📅 27 de mayo de 2026
¿Qué significa esto?
Que una mentira bien contada pueda convertirse en verdad gracias al poder del cine. La escena de la escalera de Odesa en "El acorazado Potemkin" es uno de los montajes más icónicos de la historia del séptimo arte, pero tiene un secreto: esa escalinata monumental que vemos en la película, con sus curvas y sus rellanos interminables, jamás existió en la ciudad ucraniana. Eisenstein la diseñó en un estudio de Moscú, combinando planos rodados en una escalera real mucho más pequeña (la Escalera del Puerto de Odesa, que sí existe) con decorados artificiales y un montaje frenético. El resultado fue tan poderoso que hoy, cuando los turistas visitan Odesa, muchos creen estar pisando el lugar exacto de la masacre. En España tenemos un caso parecido: la famosa "Casa de la Pradera" de León, que aparece en varias películas del Oeste, es en realidad un decorado de cartón piedra en un estudio madrileño, pero hay quien jura haberla visto en un pueblo de Salamanca. La escalera de Odesa es el ejemplo perfecto de cómo una invención artística puede reescribir la geografía emocional de un lugar.

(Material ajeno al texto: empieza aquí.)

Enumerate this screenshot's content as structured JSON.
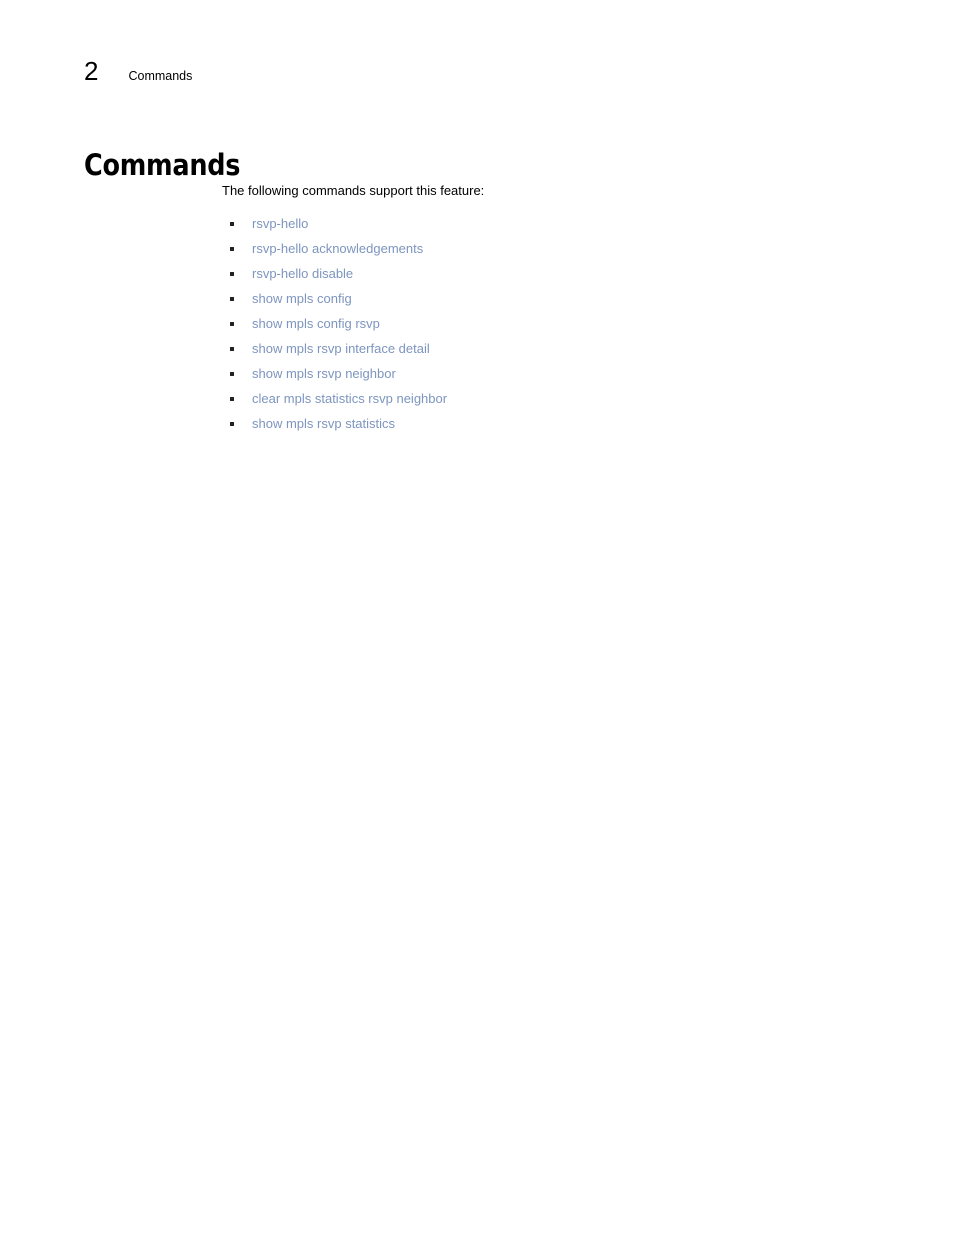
{
  "document": {
    "running_header": {
      "chapter_number": "2",
      "chapter_title": "Commands"
    },
    "page_title": "Commands",
    "intro_text": "The following commands support this feature:",
    "link_color": "#7d95bf",
    "body_text_color": "#000000",
    "bullet_color": "#231f20",
    "background_color": "#ffffff",
    "command_list": [
      {
        "label": "rsvp-hello"
      },
      {
        "label": "rsvp-hello acknowledgements"
      },
      {
        "label": "rsvp-hello disable"
      },
      {
        "label": "show mpls config"
      },
      {
        "label": "show mpls config rsvp"
      },
      {
        "label": "show mpls rsvp interface detail"
      },
      {
        "label": "show mpls rsvp neighbor"
      },
      {
        "label": "clear mpls statistics rsvp neighbor"
      },
      {
        "label": "show mpls rsvp statistics"
      }
    ]
  }
}
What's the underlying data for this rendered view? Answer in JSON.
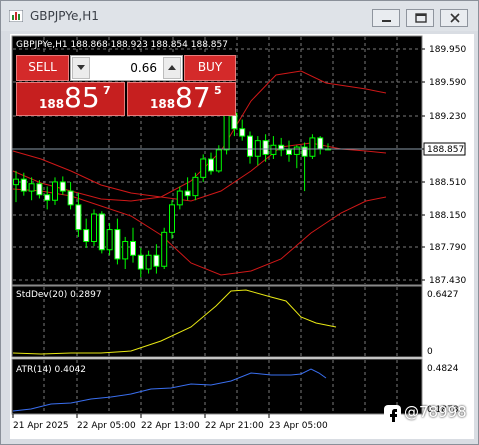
{
  "window": {
    "title": "GBPJPYe,H1",
    "minimize_label": "minimize",
    "restore_label": "restore",
    "close_label": "close"
  },
  "chart": {
    "header": "GBPJPYe,H1  188.868 188.923 188.854 188.857",
    "background": "#000000",
    "bull_color": "#00ff00",
    "bear_color": "#ffffff",
    "current_price_label": "188.857",
    "price_ticks": [
      "189.950",
      "189.590",
      "189.230",
      "188.870",
      "188.510",
      "188.150",
      "187.790",
      "187.430"
    ],
    "time_ticks": [
      "21 Apr 2025",
      "22 Apr 05:00",
      "22 Apr 13:00",
      "22 Apr 21:00",
      "23 Apr 05:00"
    ],
    "bands_color": "#d01818"
  },
  "trade_panel": {
    "sell_label": "SELL",
    "buy_label": "BUY",
    "lot_value": "0.66",
    "sell_price_prefix": "188",
    "sell_price_big": "85",
    "sell_price_sup": "7",
    "buy_price_prefix": "188",
    "buy_price_big": "87",
    "buy_price_sup": "5"
  },
  "stddev": {
    "label": "StdDev(20) 0.2897",
    "max_tick": "0.6427",
    "min_tick": "0",
    "color": "#e8e814"
  },
  "atr": {
    "label": "ATR(14) 0.4042",
    "max_tick": "0.4824",
    "min_tick": "0.1878",
    "color": "#3a6ff0"
  },
  "watermark": {
    "text": "@78998"
  }
}
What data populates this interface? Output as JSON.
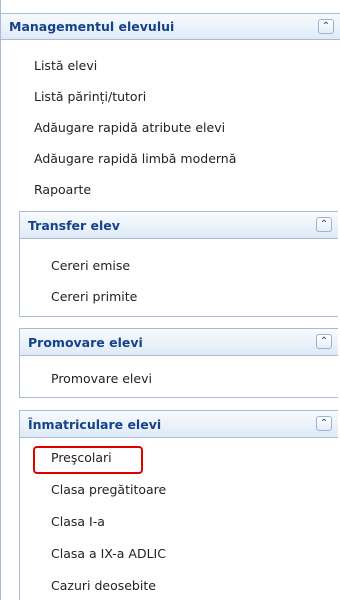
{
  "management": {
    "title": "Managementul elevului",
    "items": [
      "Listă elevi",
      "Listă părinți/tutori",
      "Adăugare rapidă atribute elevi",
      "Adăugare rapidă limbă modernă",
      "Rapoarte"
    ]
  },
  "transfer": {
    "title": "Transfer elev",
    "items": [
      "Cereri emise",
      "Cereri primite"
    ]
  },
  "promovare": {
    "title": "Promovare elevi",
    "items": [
      "Promovare elevi"
    ]
  },
  "inmatriculare": {
    "title": "Înmatriculare elevi",
    "items": [
      "Preşcolari",
      "Clasa pregătitoare",
      "Clasa I-a",
      "Clasa a IX-a ADLIC",
      "Cazuri deosebite"
    ]
  },
  "icons": {
    "collapse": "double-chevron-up-icon"
  },
  "colors": {
    "header_text": "#15428b",
    "border": "#a9bcd4",
    "highlight": "#e00000"
  }
}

La ciencia (o historia) detrás
Eisenstein no solo inventó una escalera, sino que creó un nuevo lenguaje visual. La secuencia, que dura unos siete minutos, utiliza el montaje de atracciones: cortes rápidos, primeros planos de rostros en pánico y la famosa imagen del cochecito bajando los escalones solo. Lo que pocos saben es que la escalera real de Odesa tiene 192 escalones y una anchura de 12 metros, mientras que en la película parece tener el doble de anchura y una longitud imposible. Según un estudio de la Universidad Complutense de Madrid sobre la percepción del espacio en el cine soviético, el cerebro humano tiende a "rellenar" los vacíos visuales, por lo que el montaje de Eisenstein logró que el público creyera en una escalera que nunca existió. Además, el director se inspiró en la arquitectura de las escaleras monumentales de los palacios barrocos españoles, como la escalera del Palacio Real de Madrid, que conoce bien por sus viajes a España en los años 30. De hecho, hay historiadores que sostienen que la famosa escena del cochecito fue una idea que Eisenstein tuvo al ver una fotografía de la escalinata de la Catedral de Santiago de Compostela, aunque no hay pruebas concluyentes. Lo cierto es que la manipulación de la realidad en el cine no es nueva, pero este caso es único porque la ficción acabó imponiéndose sobre el hecho físico.
Cómo aplicarlo en tu día a día
Primero, aprende a distinguir entre lo real y lo percibido. Cuando veas una foto de un monumento o un lugar en redes sociales, pregúntate si la imagen ha sido editada o si el encuadre engaña. En España, por ejemplo, la Plaza Mayor de Madrid parece mucho más grande en las postales que en la realidad porque los fotógrafos usan lentes gran angular. Segundo, utiliza el poder de la narrativa para mejorar tu entorno. Si tienes un rincón feo en casa, puedes "inventar" una historia visual con luces y sombras, como hizo Eisenstein con su escalera. Coloca un espejo estratégico o una lámpara direccional para crear profundidad donde no la hay. Tercero, cuando visites un lugar turístico, busca los detalles que no salen en las guías. En la escalera real de Odesa, por ejemplo, hay una placa que recuerda que la escena de la película es ficticia, pero pocos la leen. En España, pasa lo mismo con el "Balcón de Europa" en Nerja: la mayoría cree que es un mirador natural, pero fue construido en el siglo XIX para parecer más antiguo. Cuarto, no te fíes de los mapas mentales. Si alguien te dice que "todo el mundo sabe" que algo es así, busca la fuente original. La memoria colectiva es maleable, y Eisenstein lo sabía mejor que nadie.
Conclusión
En TipDía creemos que la frontera entre la realidad y la ficción es más fina de lo que imaginamos, y que a veces una buena historia puede construir un mundo más sólido que los hechos. La escalera de Odesa nos enseña que lo que recordamos no siempre es lo que ocurrió, sino lo que sentimos al vivirlo. Así que la próxima vez que pasees por una calle española que te parezca de película, pregúntate si es real o si, como el genio de Eisenstein, alguien la inventó para que tú la soñaras.